Mon. 9/11/15- It is 6:01 in the morning and would like to
share a message from page 248 from the Autobiography of Martin Luther King Jr.:
A handsome young Negro, dressed in slacks and short-sleeve shirt, wiped his brow and addressed the police chief, "Now look here, chief, there's no need in trying to blow at us. Everybody scared of white folks has moved north, and you just as well realize that you've got to do right by the rest of us."
This comment by Aaron Henry of Clarksdale, Mississippi, was typical of Mississippi's New Negroes. And in spite of the threat of death, economic reprisals, and continuous intimidation, they were pressing hard toward the high call of freedom. (King, Carson 248).

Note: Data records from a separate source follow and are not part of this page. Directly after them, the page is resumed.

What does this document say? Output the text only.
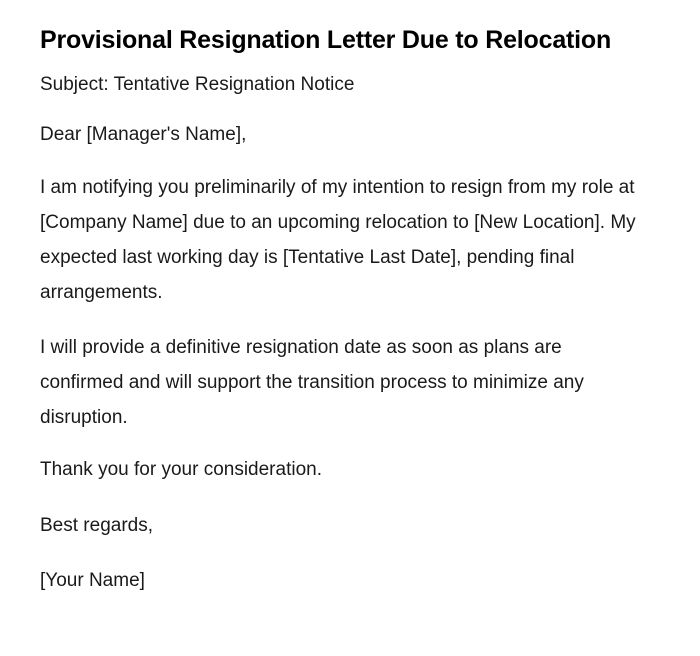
Provisional Resignation Letter Due to Relocation

Subject: Tentative Resignation Notice

Dear [Manager's Name],

I am notifying you preliminarily of my intention to resign from my role at [Company Name] due to an upcoming relocation to [New Location]. My expected last working day is [Tentative Last Date], pending final arrangements.

I will provide a definitive resignation date as soon as plans are confirmed and will support the transition process to minimize any disruption.

Thank you for your consideration.

Best regards,

[Your Name]
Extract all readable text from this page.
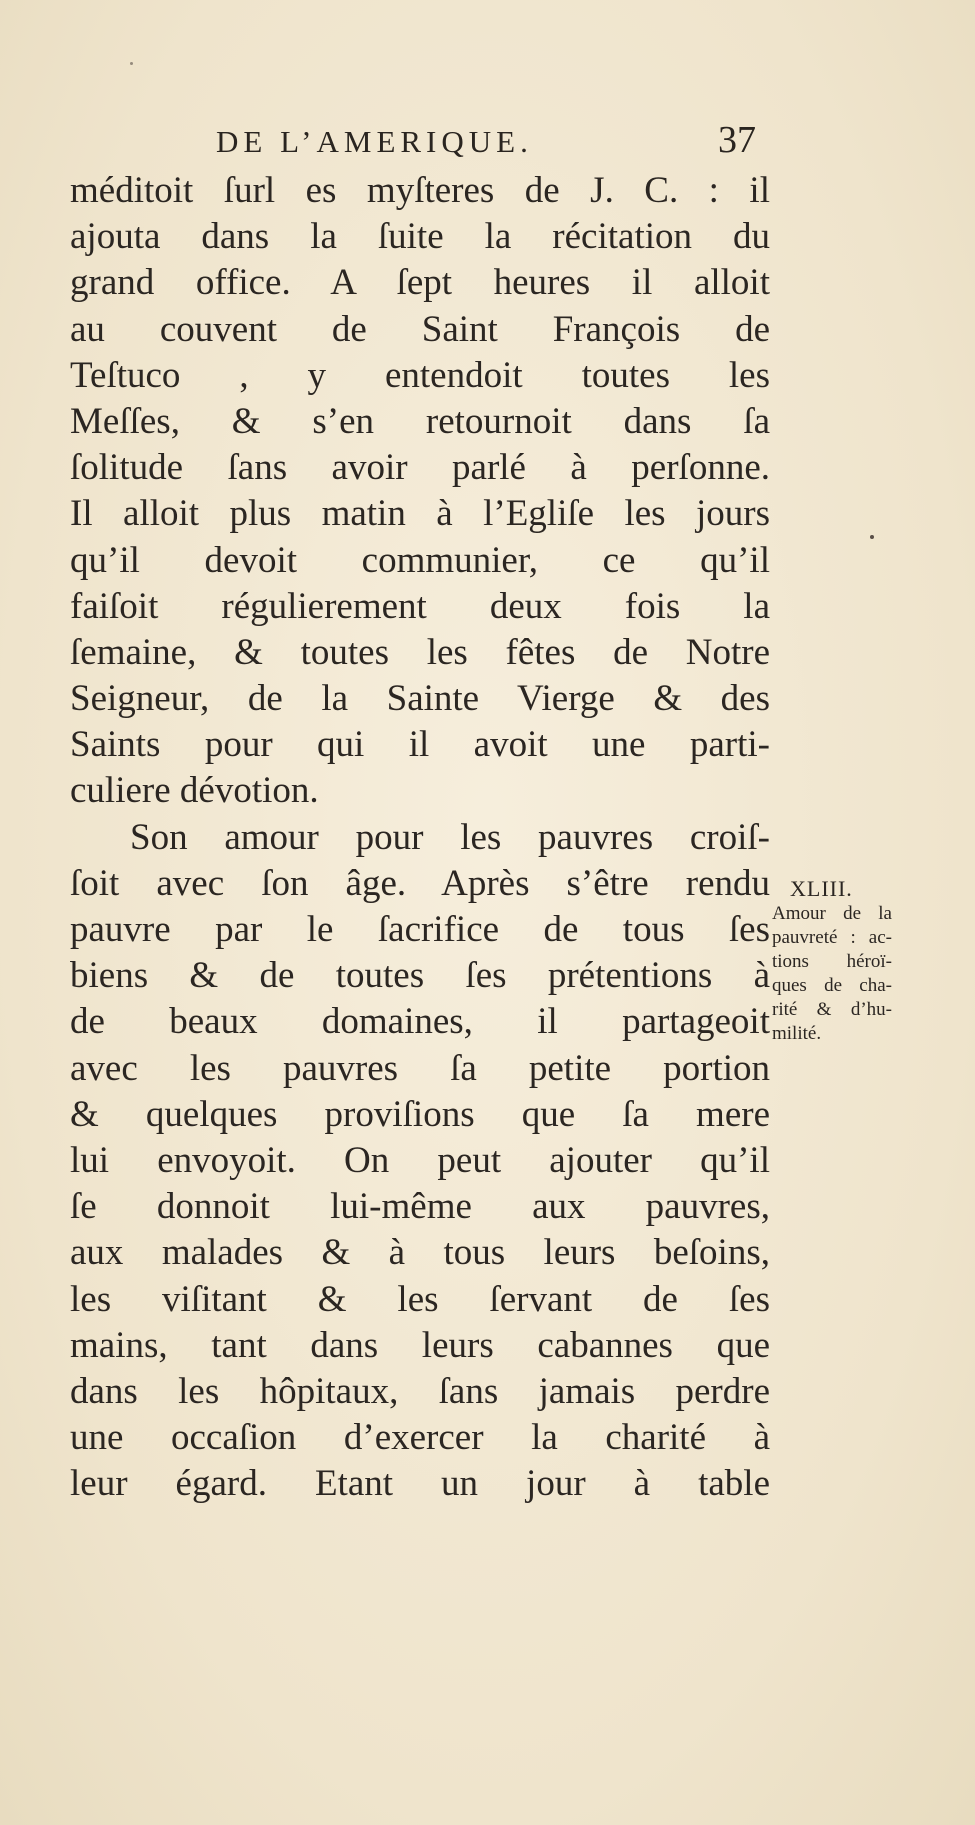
DE L’AMERIQUE.	37
méditoit ſurl es myſteres de J. C. : il
ajouta dans la ſuite la récitation du
grand office. A ſept heures il alloit
au couvent de Saint François de
Teſtuco , y entendoit toutes les
Meſſes, & s’en retournoit dans ſa
ſolitude ſans avoir parlé à perſonne.
Il alloit plus matin à l’Egliſe les jours
qu’il devoit communier, ce qu’il
faiſoit régulierement deux fois la
ſemaine, & toutes les fêtes de Notre
Seigneur, de la Sainte Vierge & des
Saints pour qui il avoit une parti-
culiere dévotion.
Son amour pour les pauvres croiſ-
ſoit avec ſon âge. Après s’être rendu
pauvre par le ſacrifice de tous ſes
biens & de toutes ſes prétentions à
de beaux domaines, il partageoit
avec les pauvres ſa petite portion
& quelques proviſions que ſa mere
lui envoyoit. On peut ajouter qu’il
ſe donnoit lui-même aux pauvres,
aux malades & à tous leurs beſoins,
les viſitant & les ſervant de ſes
mains, tant dans leurs cabannes que
dans les hôpitaux, ſans jamais perdre
une occaſion d’exercer la charité à
leur égard. Etant un jour à table
XLIII.
Amour de la
pauvreté : ac-
tions héroï-
ques de cha-
rité & d’hu-
milité.
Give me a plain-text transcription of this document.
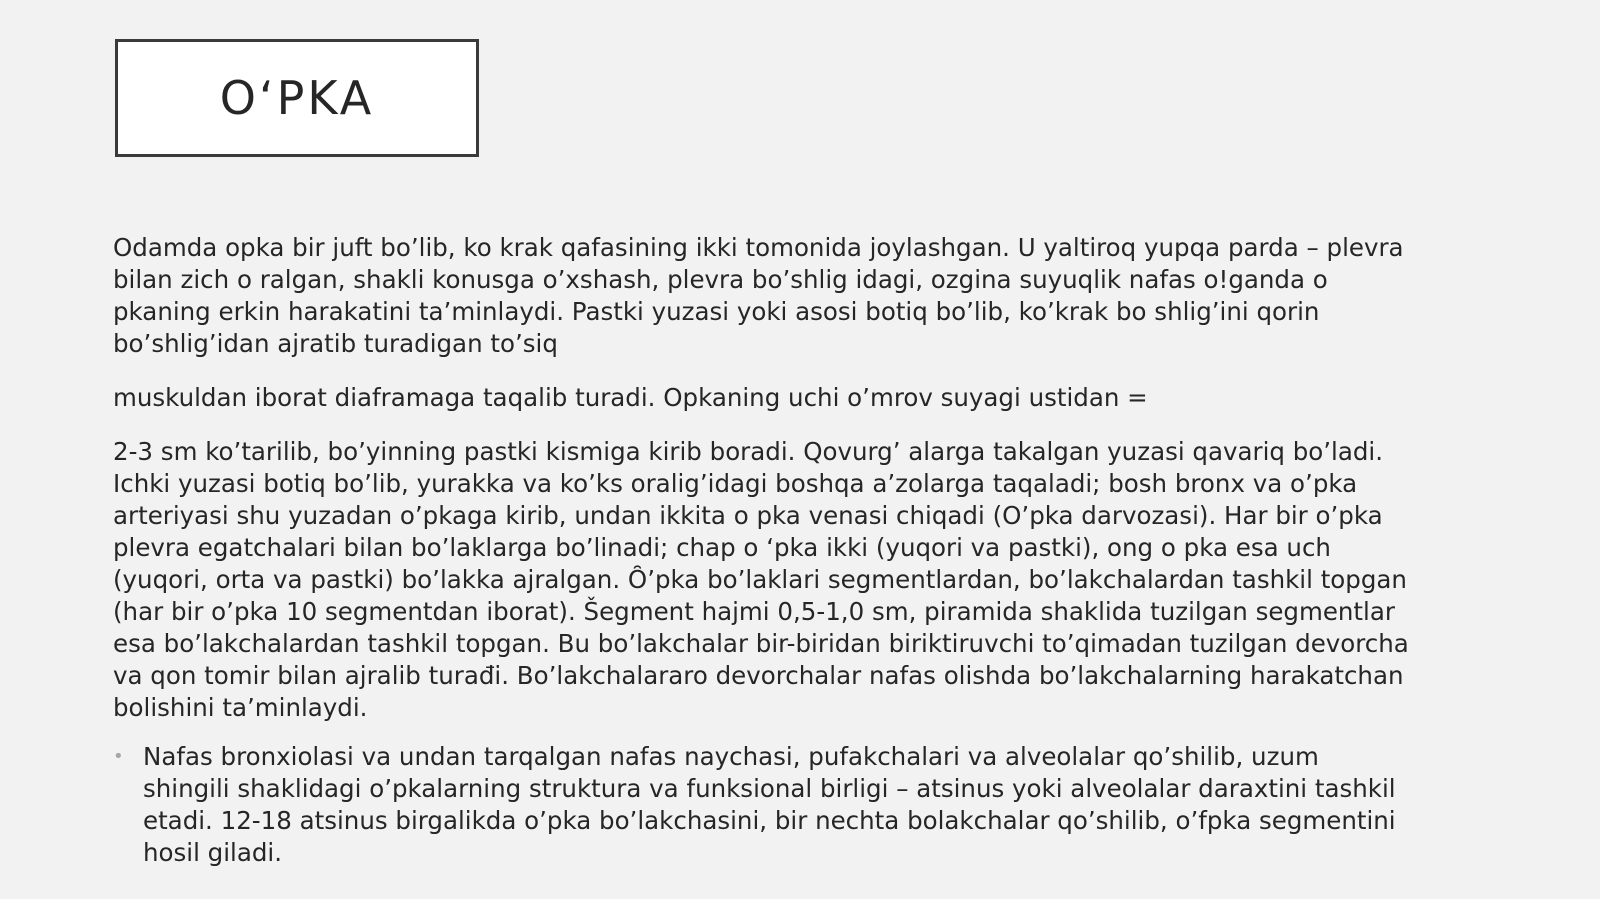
O‘PKA

Odamda opka bir juft bo’lib, ko krak qafasining ikki tomonida joylashgan. U yaltiroq yupqa parda – plevra bilan zich o ralgan, shakli konusga o’xshash, plevra bo’shlig idagi, ozgina suyuqlik nafas o!ganda o pkaning erkin harakatini ta’minlaydi. Pastki yuzasi yoki asosi botiq bo’lib, ko’krak bo shlig’ini qorin bo’shlig’idan ajratib turadigan to’siq

muskuldan iborat diaframaga taqalib turadi. Opkaning uchi o’mrov suyagi ustidan =

2-3 sm ko’tarilib, bo’yinning pastki kismiga kirib boradi. Qovurg’ alarga takalgan yuzasi qavariq bo’ladi. Ichki yuzasi botiq bo’lib, yurakka va ko’ks oralig’idagi boshqa a’zolarga taqaladi; bosh bronx va o’pka arteriyasi shu yuzadan o’pkaga kirib, undan ikkita o pka venasi chiqadi (O’pka darvozasi). Har bir o’pka plevra egatchalari bilan bo’laklarga bo’linadi; chap o ‘pka ikki (yuqori va pastki), ong o pka esa uch (yuqori, orta va pastki) bo’lakka ajralgan. Ȏ’pka bo’laklari segmentlardan, bo’lakchalardan tashkil topgan (har bir o’pka 10 segmentdan iborat). Šegment hajmi 0,5-1,0 sm, piramida shaklida tuzilgan segmentlar esa bo’lakchalardan tashkil topgan. Bu bo’lakchalar bir-biridan biriktiruvchi to’qimadan tuzilgan devorcha va qon tomir bilan ajralib turađi. Bo’lakchalararo devorchalar nafas olishda bo’lakchalarning harakatchan bolishini ta’minlaydi.

• Nafas bronxiolasi va undan tarqalgan nafas naychasi, pufakchalari va alveolalar qo’shilib, uzum shingili shaklidagi o’pkalarning struktura va funksional birligi – atsinus yoki alveolalar daraxtini tashkil etadi. 12-18 atsinus birgalikda o’pka bo’lakchasini, bir nechta bolakchalar qo’shilib, o’fpka segmentini hosil giladi.
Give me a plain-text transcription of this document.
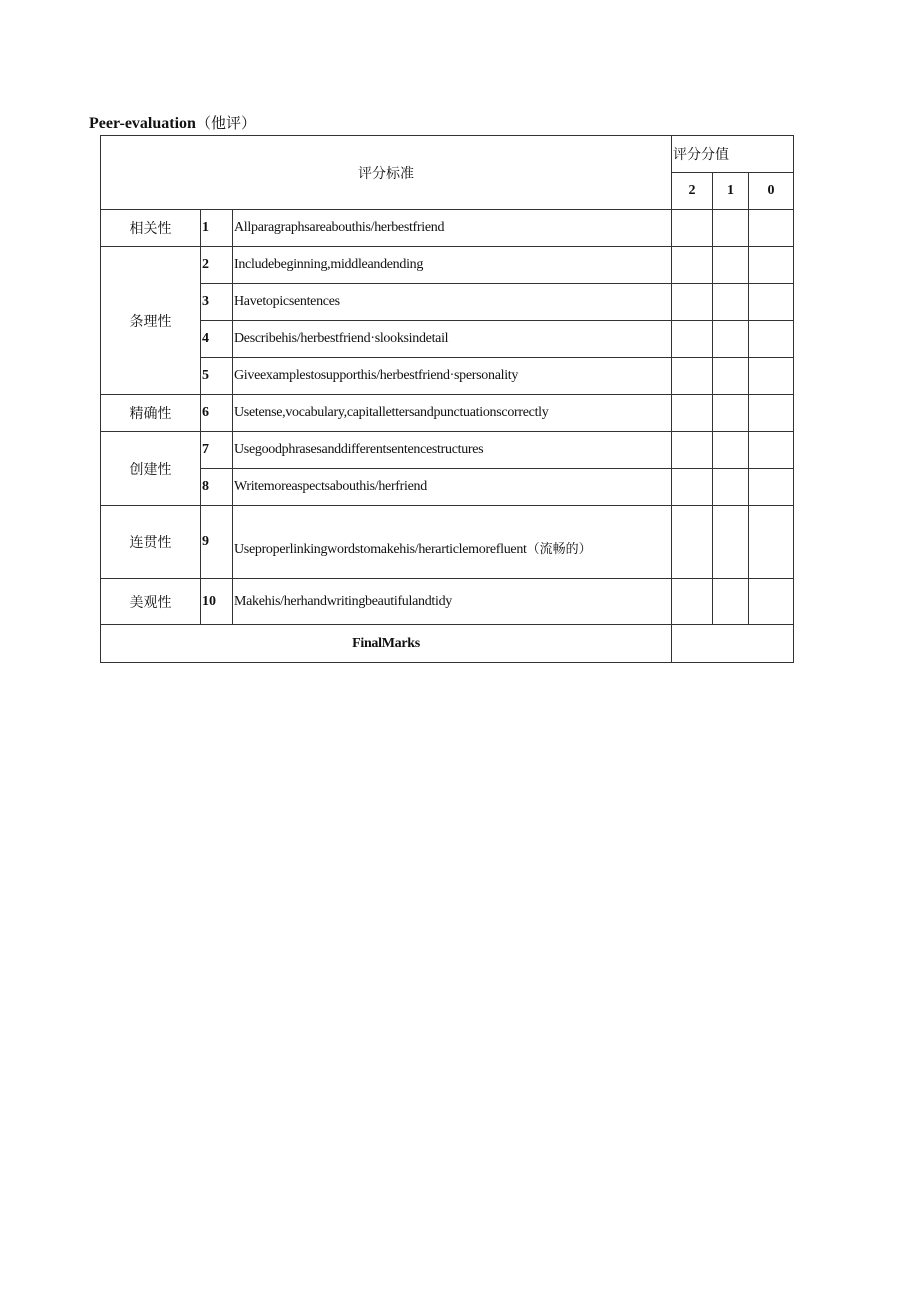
Peer-evaluation（他评）
评分标准			评分分值		
			2	1	0
相关性	1	Allparagraphsareabouthis/herbestfriend			
条理性	2	Includebeginning,middleandending			
	3	Havetopicsentences			
	4	Describehis/herbestfriend·slooksindetail			
	5	Giveexamplestosupporthis/herbestfriend·spersonality			
精确性	6	Usetense,vocabulary,capitallettersandpunctuationscorrectly			
创建性	7	Usegoodphrasesanddifferentsentencestructures			
	8	Writemoreaspectsabouthis/herfriend			
连贯性	9	Useproperlinkingwordstomakehis/herarticlemorefluent（流畅的）			
美观性	10	Makehis/herhandwritingbeautifulandtidy			
FinalMarks					
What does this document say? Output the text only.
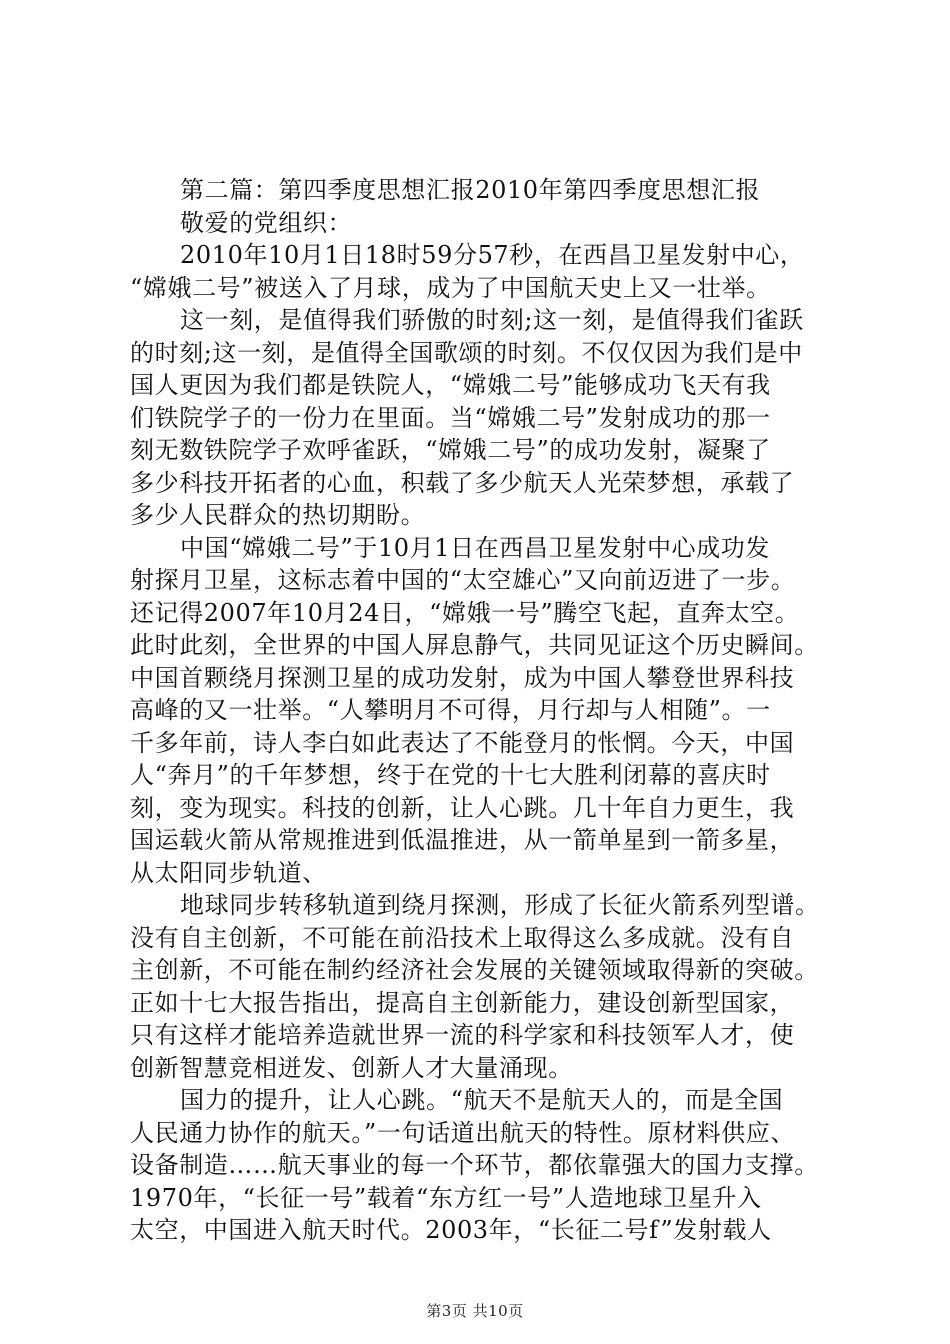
第二篇：第四季度思想汇报2010年第四季度思想汇报
敬爱的党组织：
2010年10月1日18时59分57秒，在西昌卫星发射中心，
“嫦娥二号”被送入了月球，成为了中国航天史上又一壮举。
这一刻，是值得我们骄傲的时刻;这一刻，是值得我们雀跃
的时刻;这一刻，是值得全国歌颂的时刻。不仅仅因为我们是中
国人更因为我们都是铁院人，“嫦娥二号”能够成功飞天有我
们铁院学子的一份力在里面。当“嫦娥二号”发射成功的那一
刻无数铁院学子欢呼雀跃，“嫦娥二号”的成功发射，凝聚了
多少科技开拓者的心血，积载了多少航天人光荣梦想，承载了
多少人民群众的热切期盼。
中国“嫦娥二号”于10月1日在西昌卫星发射中心成功发
射探月卫星，这标志着中国的“太空雄心”又向前迈进了一步。
还记得2007年10月24日，“嫦娥一号”腾空飞起，直奔太空。
此时此刻，全世界的中国人屏息静气，共同见证这个历史瞬间。
中国首颗绕月探测卫星的成功发射，成为中国人攀登世界科技
高峰的又一壮举。“人攀明月不可得，月行却与人相随”。一
千多年前，诗人李白如此表达了不能登月的怅惘。今天，中国
人“奔月”的千年梦想，终于在党的十七大胜利闭幕的喜庆时
刻，变为现实。科技的创新，让人心跳。几十年自力更生，我
国运载火箭从常规推进到低温推进，从一箭单星到一箭多星，
从太阳同步轨道、
地球同步转移轨道到绕月探测，形成了长征火箭系列型谱。
没有自主创新，不可能在前沿技术上取得这么多成就。没有自
主创新，不可能在制约经济社会发展的关键领域取得新的突破。
正如十七大报告指出，提高自主创新能力，建设创新型国家，
只有这样才能培养造就世界一流的科学家和科技领军人才，使
创新智慧竞相迸发、创新人才大量涌现。
国力的提升，让人心跳。“航天不是航天人的，而是全国
人民通力协作的航天。”一句话道出航天的特性。原材料供应、
设备制造……航天事业的每一个环节，都依靠强大的国力支撑。
1970年，“长征一号”载着“东方红一号”人造地球卫星升入
太空，中国进入航天时代。2003年，“长征二号f”发射载人
第3页 共10页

Events like these took place in the sixties, however, the
spirit of Aaron Henry is saying the same thing today. The message from "Mississippi’s New Negroes" is alive because he is sharing with us today. But
before we continue we should always thank the intervention of the Most High and
the Spirits of the Trouble Makers, speaking of Trouble Makers, we were able to
watch “Un Viaje con Fidel”, a documentary on CNN last night about the life of
Fidel Castro.
The main theme was a journey with Fidel to New York to
address the U.N. in October of 1979. It was his second journey because he had
been at the United Nations in 1960. What
caught our attention was when he said that he is not afraid of death, because
he already knows that we all will die, he said,
the irony is that nobody knows the exact moment. Many of us were seeing
a Fidel like that for the first time.
Two years later in 1962, here is the message that Martin
Luther King shared with us, “When I was about to visit Mississippi, I was told
that a sort of guerrilla group was plotting to take my life during the visit. I
was urged to cancel my trip, but I had decided that I had no alternative but to
go to Mississippi, because I had a job to do. If I were constantly worried
about death, I could not function. After a while, if your life is more or less
constantly in peril, you come to a point where you accept the possibility of
death philosophically.”
Around the same era, here was the message that Madiba shared
with us, “During my lifetime I have dedicated my life to this struggle of the
African People. I have fought against white domination and I have fought black
domination. I have cherished the ideal of a democratic and free society in
which all persons live together in harmony and with equal opportunities. It is
an ideal which hope to live for and to achieve. But if need be, it is an ideal
which I am prepared to die.”
The word zealot
was introduced to us by Imenigi on his final English exam on the 11th November
2015. In this case, as Tomas, Imenigi’s
father, zealot is a word that I have
not paid attention to until now.
We were on Diriwana’s table in Gangadiwali on Thursday,
November 12th 2015, to ask the Ancestors
of Tomorrow if they are zealots and in return they ask me to ask you if you
think that Martin Luther King, Nelson Mandela or Fidel Castro are zealots. In
conclusion do you think that Trouble Makers are zealots?
Au- Le
Lúbara Huya
King, Martin L, and Clayborne Carson. The Autobiography of
Martin Luther King, Jr. New York: Intellectual Properties Management in
association with Warner Books, 1998. Print.